Alcaraz ne fait pas l’unanimité

Visiblement le dossier du nouvel sélectionneur national est loin d’être clos. Pourtant, l’on pensait que les choses dans ce registre étaient tranchées lorsque la FAF avait annoncé jeudi dernier l’engagement du technicien espagnol Lucas Alcaraz.

 

Cependant, et comme on pouvait s’y attendre, le choix du nouveau président de la FAF, Kheireddine Zetchi, est loin de faire l’unanimité. Pis, des pressions de toutes parts sont en train d’être exercées sur le patron de l’auguste maison de Dely Brahim pour le pousser à revoir son choix. Et même si l’ex-entraîneur de Granada a bel et bien signé un contrat s’étalant jusqu’à 2019, dans les coulisses de la FAF l’on n’écarte pas l’éventualité de voir le propriétaire du Paradou AC faire volte-face et inviter le technicien andalou à résilier vite son contrat.

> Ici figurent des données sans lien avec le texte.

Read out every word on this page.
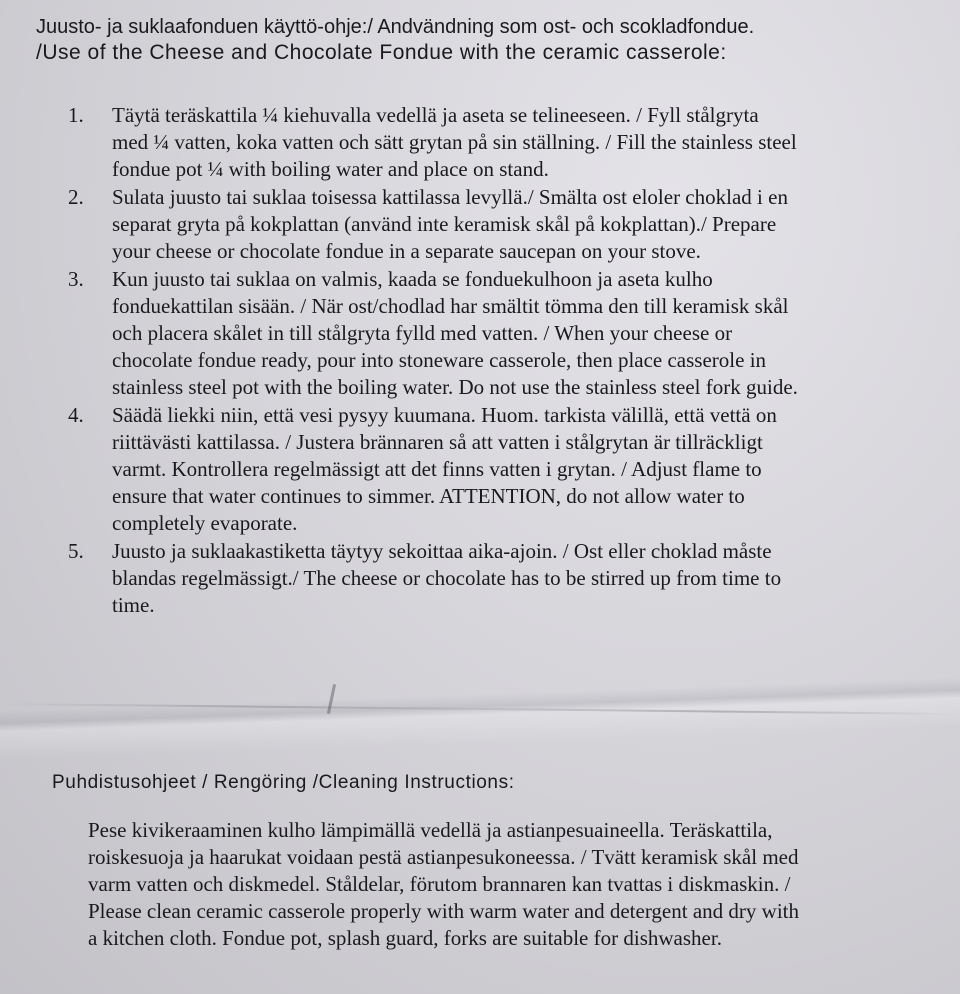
Juusto- ja suklaafonduen käyttö-ohje:/ Andvändning som ost- och scokladfondue.
/Use of the Cheese and Chocolate Fondue with the ceramic casserole:
1. Täytä teräskattila ¼ kiehuvalla vedellä ja aseta se telineeseen. / Fyll stålgryta
med ¼ vatten, koka vatten och sätt grytan på sin ställning. / Fill the stainless steel
fondue pot ¼ with boiling water and place on stand.
2. Sulata juusto tai suklaa toisessa kattilassa levyllä./ Smälta ost eloler choklad i en
separat gryta på kokplattan (använd inte keramisk skål på kokplattan)./ Prepare
your cheese or chocolate fondue in a separate saucepan on your stove.
3. Kun juusto tai suklaa on valmis, kaada se fonduekulhoon ja aseta kulho
fonduekattilan sisään. / När ost/chodlad har smältit tömma den till keramisk skål
och placera skålet in till stålgryta fylld med vatten. / When your cheese or
chocolate fondue ready, pour into stoneware casserole, then place casserole in
stainless steel pot with the boiling water. Do not use the stainless steel fork guide.
4. Säädä liekki niin, että vesi pysyy kuumana. Huom. tarkista välillä, että vettä on
riittävästi kattilassa. / Justera brännaren så att vatten i stålgrytan är tillräckligt
varmt. Kontrollera regelmässigt att det finns vatten i grytan. / Adjust flame to
ensure that water continues to simmer. ATTENTION, do not allow water to
completely evaporate.
5. Juusto ja suklaakastiketta täytyy sekoittaa aika-ajoin. / Ost eller choklad måste
blandas regelmässigt./ The cheese or chocolate has to be stirred up from time to
time.
Puhdistusohjeet / Rengöring /Cleaning Instructions:
Pese kivikeraaminen kulho lämpimällä vedellä ja astianpesuaineella. Teräskattila,
roiskesuoja ja haarukat voidaan pestä astianpesukoneessa. / Tvätt keramisk skål med
varm vatten och diskmedel. Ståldelar, förutom brannaren kan tvattas i diskmaskin. /
Please clean ceramic casserole properly with warm water and detergent and dry with
a kitchen cloth. Fondue pot, splash guard, forks are suitable for dishwasher.
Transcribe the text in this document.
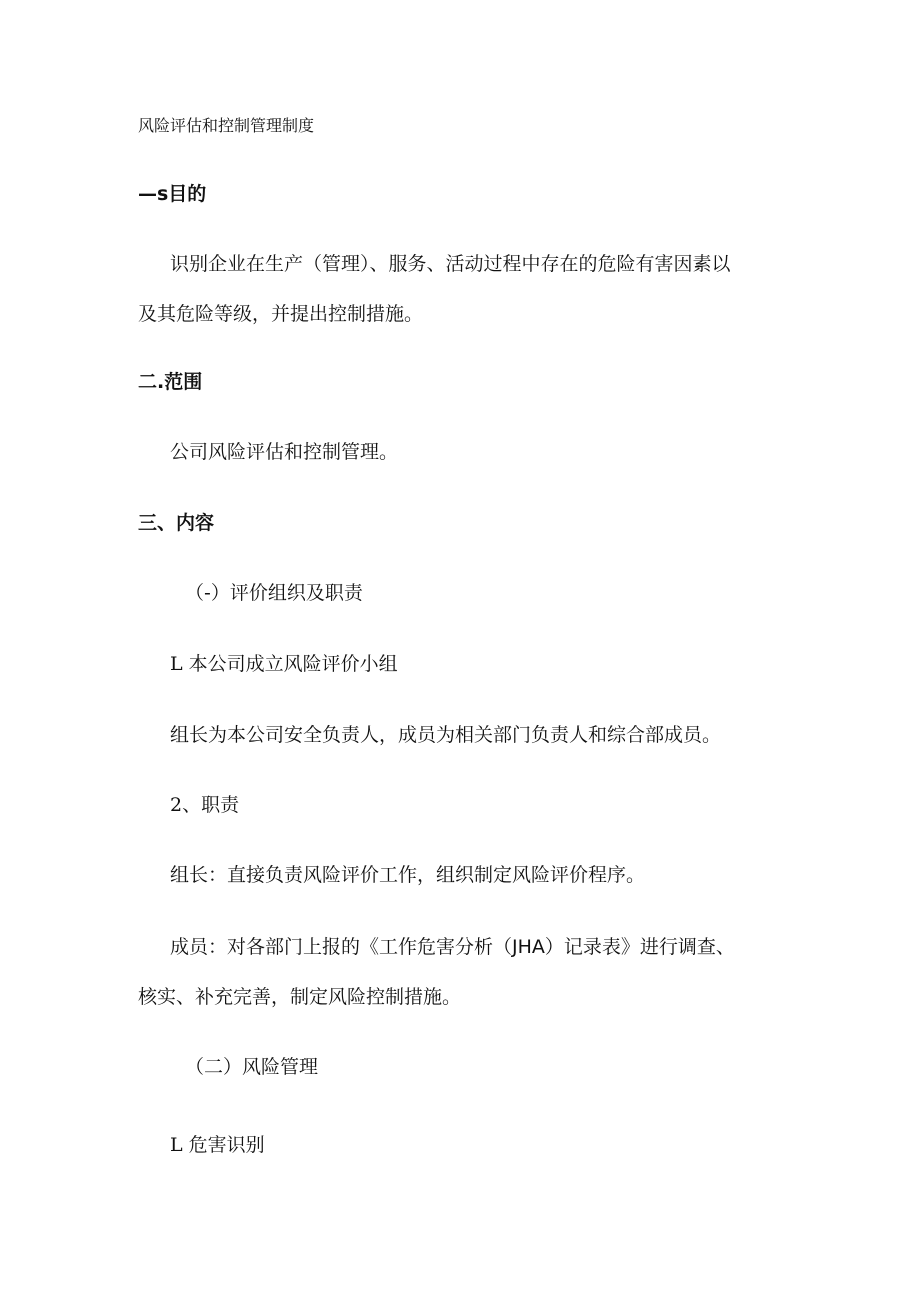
风险评估和控制管理制度
—s目的
识别企业在生产（管理）、服务、活动过程中存在的危险有害因素以
及其危险等级，并提出控制措施。
二.范围
公司风险评估和控制管理。
三、内容
（-）评价组织及职责
L 本公司成立风险评价小组
组长为本公司安全负责人，成员为相关部门负责人和综合部成员。
2、职责
组长：直接负责风险评价工作，组织制定风险评价程序。
成员：对各部门上报的《工作危害分析（JHA）记录表》进行调查、
核实、补充完善，制定风险控制措施。
（二）风险管理
L 危害识别
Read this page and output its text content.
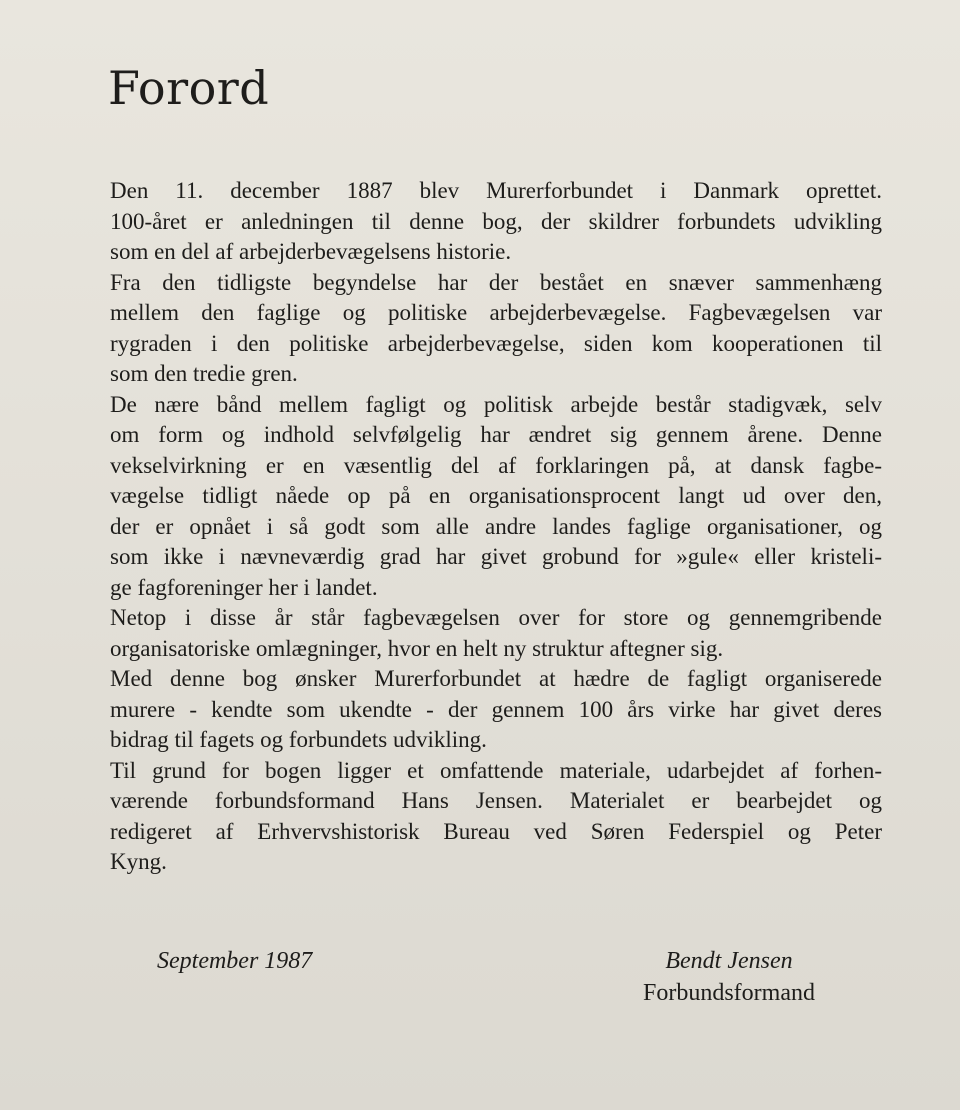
Forord
Den 11. december 1887 blev Murerforbundet i Danmark oprettet.
100-året er anledningen til denne bog, der skildrer forbundets udvikling
som en del af arbejderbevægelsens historie.
Fra den tidligste begyndelse har der bestået en snæver sammenhæng
mellem den faglige og politiske arbejderbevægelse. Fagbevægelsen var
rygraden i den politiske arbejderbevægelse, siden kom kooperationen til
som den tredie gren.
De nære bånd mellem fagligt og politisk arbejde består stadigvæk, selv
om form og indhold selvfølgelig har ændret sig gennem årene. Denne
vekselvirkning er en væsentlig del af forklaringen på, at dansk fagbe-
vægelse tidligt nåede op på en organisationsprocent langt ud over den,
der er opnået i så godt som alle andre landes faglige organisationer, og
som ikke i nævneværdig grad har givet grobund for »gule« eller kristeli-
ge fagforeninger her i landet.
Netop i disse år står fagbevægelsen over for store og gennemgribende
organisatoriske omlægninger, hvor en helt ny struktur aftegner sig.
Med denne bog ønsker Murerforbundet at hædre de fagligt organiserede
murere - kendte som ukendte - der gennem 100 års virke har givet deres
bidrag til fagets og forbundets udvikling.
Til grund for bogen ligger et omfattende materiale, udarbejdet af forhen-
værende forbundsformand Hans Jensen. Materialet er bearbejdet og
redigeret af Erhvervshistorisk Bureau ved Søren Federspiel og Peter
Kyng.
September 1987	Bendt Jensen
Forbundsformand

En tout cas, même du côté de la tutelle l’on n’est guère séduit par le choix de Zetchi. Le premier responsable de la tutelle avait d’ailleurs insisté sur la nécessité de ne pas se tromper de choix encore et de recruter un entraîneur de renom capable de redorer le blason terni des Verts. Sans doute, El-Hadi Ould Ali ne pensait pas un seul instant que la montagne finirait par accoucher d’une souris. Alcaraz n’est pas ce coach que les Algériens souhaitaient, comme l’attestent du reste leurs réactions une fois l’information de son engagement confirmée par la première structure footballistique algérienne elle-même.

Il faut dire que même du côté de l’Espagne, le pays du successeur de George Leekens, les médias locaux n’ont pas caché leur étonnement de voir Alcaraz, qui n’a aucune expérience africaine et dont le palmarès est vide, soit engagé par la FAF pour diriger une équipe nationale considérée comme l’une des meilleures sur le continent, malgré la conjoncture difficile qu’elle traverse depuis quelques mois. Une chose est sûre : Zetchi débute très mal son mandat à la tête de la FAF. Il se retrouve désormais entre le marteau et l’enclume. S’il venait à céder à la pression il portera d’entrée atteinte à sa crédibilité, alors qu’ils sont nombreux ses détracteurs qui l’attendent au tournant.